Jeanine wiped at her eyes firmly. Ross reached to his back pocket and brought out a handkerchief, shook it out of its folds and handed it to her. She took it and scrubbed at her eyes and blew her nose.

The door from the kitchen opened. The boy stood there, his face spotted with large freckles, the doorknob in his hand. He wore a very dirty small Stetson and a stained sweater that zipped up the front. Behind him another boy kicked pieces of a china plate under the kitchen table.

“Yes, sir?”

“What are you doing?”

“Well, me and Aaron were going to get something to eat.” He had a slingshot in his hand cut from the Y crotch of a branch. It was made with strips of inner tube for slings and a leather pocket made of an old shoe tongue.

“You were going to get something to eat with a slingshot?”

Innis glanced down at the primitive weapon in his hand. “Kind of.” He stuck it into his coat pocket. “We were shooting at rats and Aaron broke one of those Spodes.”

Another smash. Jeanine saw chips of china spray across the kitchen floor.

Ross stood up. “Damn it!”

“Well, we were going to sit up and wait for that coon.” The boy had fair hair cut short with a whirled cowlick in the middle of his forehead. “Since I can’t use the twenty-two on him. Can Aaron stay all night?” He turned and said, “Aaron, stop shooting.”

“Not tonight.”

The boy stood silent in the doorway. He glanced at Jeanine and pressed his lips together and regarded his boot toes.

“Why not?”

Ross said, “Somebody is going to get snatched bald-headed in a minute. Aaron’s dad is going home. Aaron is going with him.”

“Yes, sir.”

The door closed.

Jeanine set her beer bottle down on the tiles beside the fireplace.

“I’ll drink another beer,” she said.

“No.” He said it in an absentminded sort of way. He crooked his forefinger over the bridge of his nose. “You’ll be up all night peeing.” He stood beside her, watching the fire. “The bathroom is behind the kitchen.” He lit another cigarette. Flaming bits of paper fell to the floor and he stepped on them. She watched the smoke wander into the bars of light and out again. “I’ll make you out a bill of sale,” he said.

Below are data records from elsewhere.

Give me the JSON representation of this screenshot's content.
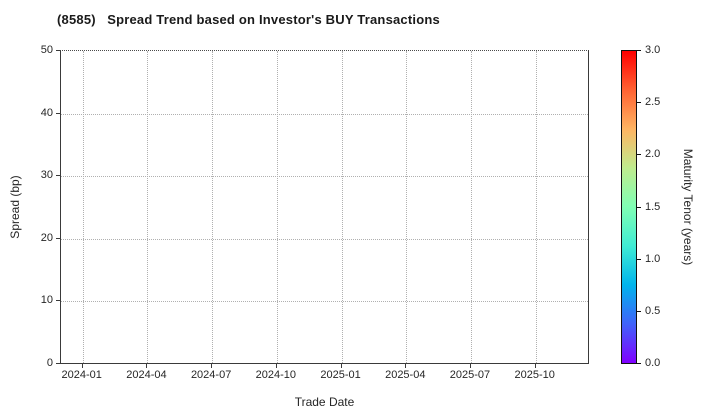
{
  "chart_data": {
    "type": "scatter",
    "title": "(8585)   Spread Trend based on Investor's BUY Transactions",
    "xlabel": "Trade Date",
    "ylabel": "Spread (bp)",
    "x_tick_labels": [
      "2024-01",
      "2024-04",
      "2024-07",
      "2024-10",
      "2025-01",
      "2025-04",
      "2025-07",
      "2025-10"
    ],
    "y_tick_values": [
      0,
      10,
      20,
      30,
      40,
      50
    ],
    "ylim": [
      0,
      50
    ],
    "grid": "dotted",
    "legend": "none",
    "points": [],
    "colorbar": {
      "label": "Maturity Tenor (years)",
      "tick_labels": [
        "0.0",
        "0.5",
        "1.0",
        "1.5",
        "2.0",
        "2.5",
        "3.0"
      ],
      "min": 0.0,
      "max": 3.0,
      "colormap": "rainbow",
      "gradient_stops_bottom_to_top": [
        "#8000ff",
        "#4062fa",
        "#00b4ec",
        "#40ecd4",
        "#80ffb4",
        "#bfec8e",
        "#ffb462",
        "#ff6232",
        "#ff0000"
      ]
    }
  },
  "colors": {
    "background": "#ffffff",
    "text": "#262626",
    "title_text": "#1a1a1a",
    "grid": "#b0b0b0",
    "spine": "#3a3a3a",
    "colorbar_border": "#111111"
  }
}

She got up and walked from one end of his dining room to the other while he wrote. He used it for an office. His desk was the long dark dining table, made in the fashion of the 1920s, when people liked that spare straight look, and it was scarred with cigarette burns and lamp rings. Apparently he and the boy ate in the kitchen, probably living on tamales and chili and mutton or whatever the cook made up for them.

“It’s hard to give him up,” she said.

“You don’t have the money to campaign him properly. He needs to run on the good tracks in New Mexico and Arizona. He needs to get used to a starting gate, he needs to be exercised the right way, consistently.” Everett saw how spare she was, not big enough to hold the horse to a working gallop. Not much bigger than his son. “He’ll go down on one of these brush tracks before long and break a leg and you don’t even have the money for vet bills.”